Whenever the person whose record appears on a buff card - placed in the hopeless file - is found to be in a more receptive mood, the card is again placed in the card case with the cards of others who are being solicited, and work is again begun upon him.

Future Prospects

Persons who may for some good reason not be approachable for soliciting for three, six months, or even longer, have their cards left in the regular file, with this information recorded on them. Their names may either-be entered on a calendar pad on the date on which they are to be seen again, or it may be good policy for this and for general purposes to look through the file of buff cards every month, and so keep track of all these individuals. In any case, all such information is always written on the card under "Remarks," so that it can be referred to when necessary.
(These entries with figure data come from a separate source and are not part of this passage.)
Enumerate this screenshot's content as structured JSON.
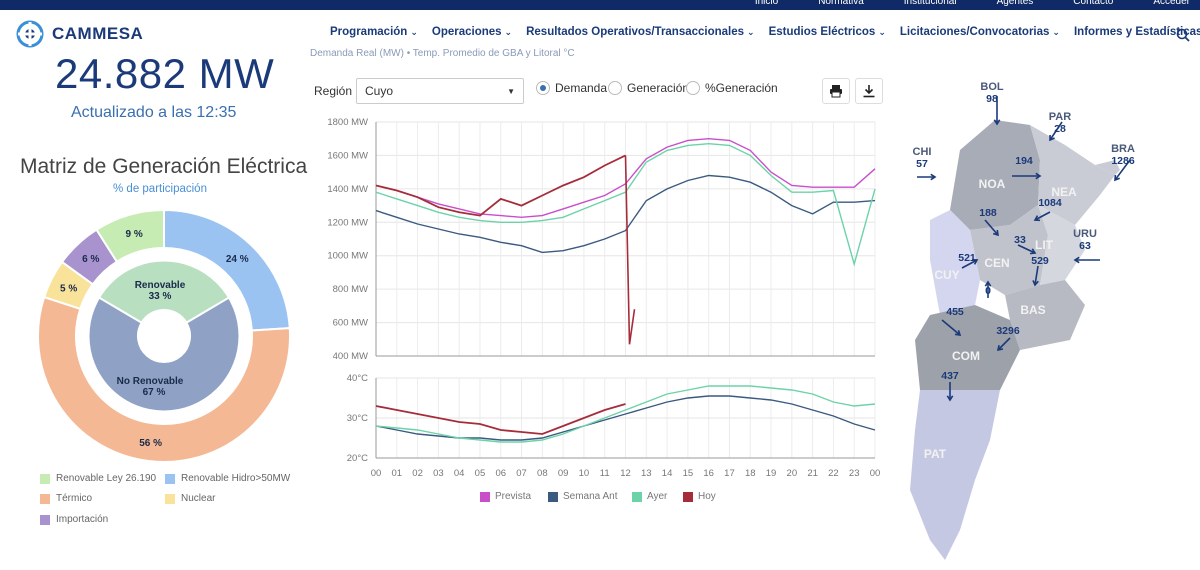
{
  "topbar": {
    "links": [
      "Inicio",
      "Normativa",
      "Institucional",
      "Agentes",
      "Contacto",
      "Acceder"
    ]
  },
  "logo": {
    "name": "CAMMESA"
  },
  "nav": [
    {
      "label": "Programación"
    },
    {
      "label": "Operaciones"
    },
    {
      "label": "Resultados Operativos/Transaccionales"
    },
    {
      "label": "Estudios Eléctricos"
    },
    {
      "label": "Licitaciones/Convocatorias"
    },
    {
      "label": "Informes y Estadísticas"
    }
  ],
  "demand": {
    "value": "24.882 MW",
    "updated": "Actualizado a las 12:35"
  },
  "matrix": {
    "title": "Matriz de Generación Eléctrica",
    "subtitle": "% de participación",
    "outer": [
      {
        "label": "24 %",
        "value": 24,
        "color": "#9bc3f2"
      },
      {
        "label": "56 %",
        "value": 56,
        "color": "#f4b994"
      },
      {
        "label": "5 %",
        "value": 5,
        "color": "#f9e39b"
      },
      {
        "label": "6 %",
        "value": 6,
        "color": "#a893cf"
      },
      {
        "label": "9 %",
        "value": 9,
        "color": "#c7ecb3"
      }
    ],
    "inner": [
      {
        "label": "Renovable",
        "pct": "33 %",
        "value": 33,
        "color": "#b8dfc0"
      },
      {
        "label": "No Renovable",
        "pct": "67 %",
        "value": 67,
        "color": "#8fa2c6"
      }
    ],
    "legend": [
      {
        "label": "Renovable Ley 26.190",
        "color": "#c7ecb3"
      },
      {
        "label": "Renovable Hidro>50MW",
        "color": "#9bc3f2"
      },
      {
        "label": "Térmico",
        "color": "#f4b994"
      },
      {
        "label": "Nuclear",
        "color": "#f9e39b"
      },
      {
        "label": "Importación",
        "color": "#a893cf"
      }
    ]
  },
  "chart_header": "Demanda Real (MW) • Temp. Promedio de GBA y Litoral °C",
  "controls": {
    "region_label": "Región",
    "region_value": "Cuyo",
    "radios": [
      {
        "label": "Demanda",
        "checked": true
      },
      {
        "label": "Generación",
        "checked": false
      },
      {
        "label": "%Generación",
        "checked": false
      }
    ],
    "print_icon": "print-icon",
    "download_icon": "download-icon"
  },
  "chart_data": {
    "type": "line",
    "x": [
      "00",
      "01",
      "02",
      "03",
      "04",
      "05",
      "06",
      "07",
      "08",
      "09",
      "10",
      "11",
      "12",
      "13",
      "14",
      "15",
      "16",
      "17",
      "18",
      "19",
      "20",
      "21",
      "22",
      "23",
      "00"
    ],
    "ylabel_ticks": [
      "400 MW",
      "600 MW",
      "800 MW",
      "1000 MW",
      "1200 MW",
      "1400 MW",
      "1600 MW",
      "1800 MW"
    ],
    "ylim": [
      400,
      1800
    ],
    "temp_ticks": [
      "20°C",
      "30°C",
      "40°C"
    ],
    "temp_lim": [
      20,
      40
    ],
    "series": [
      {
        "name": "Prevista",
        "color": "#c94fc9",
        "values": [
          1420,
          1390,
          1350,
          1310,
          1280,
          1250,
          1240,
          1230,
          1240,
          1280,
          1320,
          1360,
          1430,
          1580,
          1650,
          1690,
          1700,
          1690,
          1630,
          1500,
          1420,
          1410,
          1410,
          1410,
          1520
        ]
      },
      {
        "name": "Semana Ant",
        "color": "#3a5a80",
        "values": [
          1270,
          1230,
          1190,
          1160,
          1130,
          1110,
          1080,
          1060,
          1020,
          1030,
          1060,
          1100,
          1150,
          1330,
          1400,
          1450,
          1480,
          1470,
          1440,
          1380,
          1300,
          1250,
          1320,
          1320,
          1330
        ]
      },
      {
        "name": "Ayer",
        "color": "#6cd3a8",
        "values": [
          1380,
          1340,
          1300,
          1260,
          1230,
          1210,
          1200,
          1200,
          1210,
          1230,
          1280,
          1330,
          1380,
          1560,
          1630,
          1660,
          1670,
          1660,
          1600,
          1480,
          1380,
          1380,
          1390,
          950,
          1400
        ]
      },
      {
        "name": "Hoy",
        "color": "#a52d3a",
        "values": [
          1420,
          1390,
          1350,
          1290,
          1260,
          1240,
          1340,
          1300,
          1360,
          1420,
          1470,
          1540,
          1600,
          null,
          null,
          null,
          null,
          null,
          null,
          null,
          null,
          null,
          null,
          null,
          null
        ]
      }
    ],
    "temp_series": [
      {
        "name": "Prevista",
        "color": "#c94fc9",
        "values": []
      },
      {
        "name": "Semana Ant",
        "color": "#3a5a80",
        "values": [
          28,
          27,
          26,
          25.5,
          25,
          25,
          24.5,
          24.5,
          25,
          26.5,
          28,
          29.5,
          31,
          32.5,
          34,
          35,
          35.5,
          35.5,
          35,
          34.5,
          33.5,
          32,
          30.5,
          28.5,
          27
        ]
      },
      {
        "name": "Ayer",
        "color": "#6cd3a8",
        "values": [
          28,
          27.5,
          27,
          26,
          25,
          24.5,
          24,
          24,
          24.5,
          26,
          28,
          30,
          32,
          34,
          36,
          37,
          38,
          38,
          38,
          37.5,
          37,
          36,
          34,
          33,
          33.5
        ]
      },
      {
        "name": "Hoy",
        "color": "#a52d3a",
        "values": [
          33,
          32,
          31,
          30,
          29,
          28.5,
          27,
          26.5,
          26,
          28,
          30,
          32,
          33.5,
          null,
          null,
          null,
          null,
          null,
          null,
          null,
          null,
          null,
          null,
          null,
          null
        ]
      }
    ],
    "legend": [
      "Prevista",
      "Semana Ant",
      "Ayer",
      "Hoy"
    ]
  },
  "map": {
    "regions": [
      {
        "name": "NOA"
      },
      {
        "name": "NEA"
      },
      {
        "name": "CEN"
      },
      {
        "name": "LIT"
      },
      {
        "name": "CUY"
      },
      {
        "name": "BAS"
      },
      {
        "name": "COM"
      },
      {
        "name": "PAT"
      }
    ],
    "flows": [
      {
        "label": "BOL",
        "value": "98"
      },
      {
        "label": "PAR",
        "value": "28"
      },
      {
        "label": "BRA",
        "value": "1286"
      },
      {
        "label": "CHI",
        "value": "57"
      },
      {
        "label": "URU",
        "value": "63"
      },
      {
        "label": "",
        "value": "194"
      },
      {
        "label": "",
        "value": "1084"
      },
      {
        "label": "",
        "value": "188"
      },
      {
        "label": "",
        "value": "33"
      },
      {
        "label": "",
        "value": "521"
      },
      {
        "label": "",
        "value": "529"
      },
      {
        "label": "",
        "value": "0"
      },
      {
        "label": "",
        "value": "455"
      },
      {
        "label": "",
        "value": "3296"
      },
      {
        "label": "",
        "value": "437"
      }
    ]
  }
}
The Value Of A Record Of Policies Written

The white cards are kept partly in order that the solicitor may always have at hand the list and facts of all the policies he has written - a record which will be found very serviceable and convenient, as for one reason or another a solicitor has many occasions to look up his policies. If he has no such record, he must either go to the books of his company or to the document which his customer holds. But these cards fulfill another function. A solicitor is never satisfied with writing one policy for an individual. He will wish, when a time has passed since his first policy has been written, to solicit him for another. He has then all the facts at hand which he formerly had on his buff card.

If a customer is approached for a second time, a buff card is again made out for him, if a second policy is secured another white card is filled out.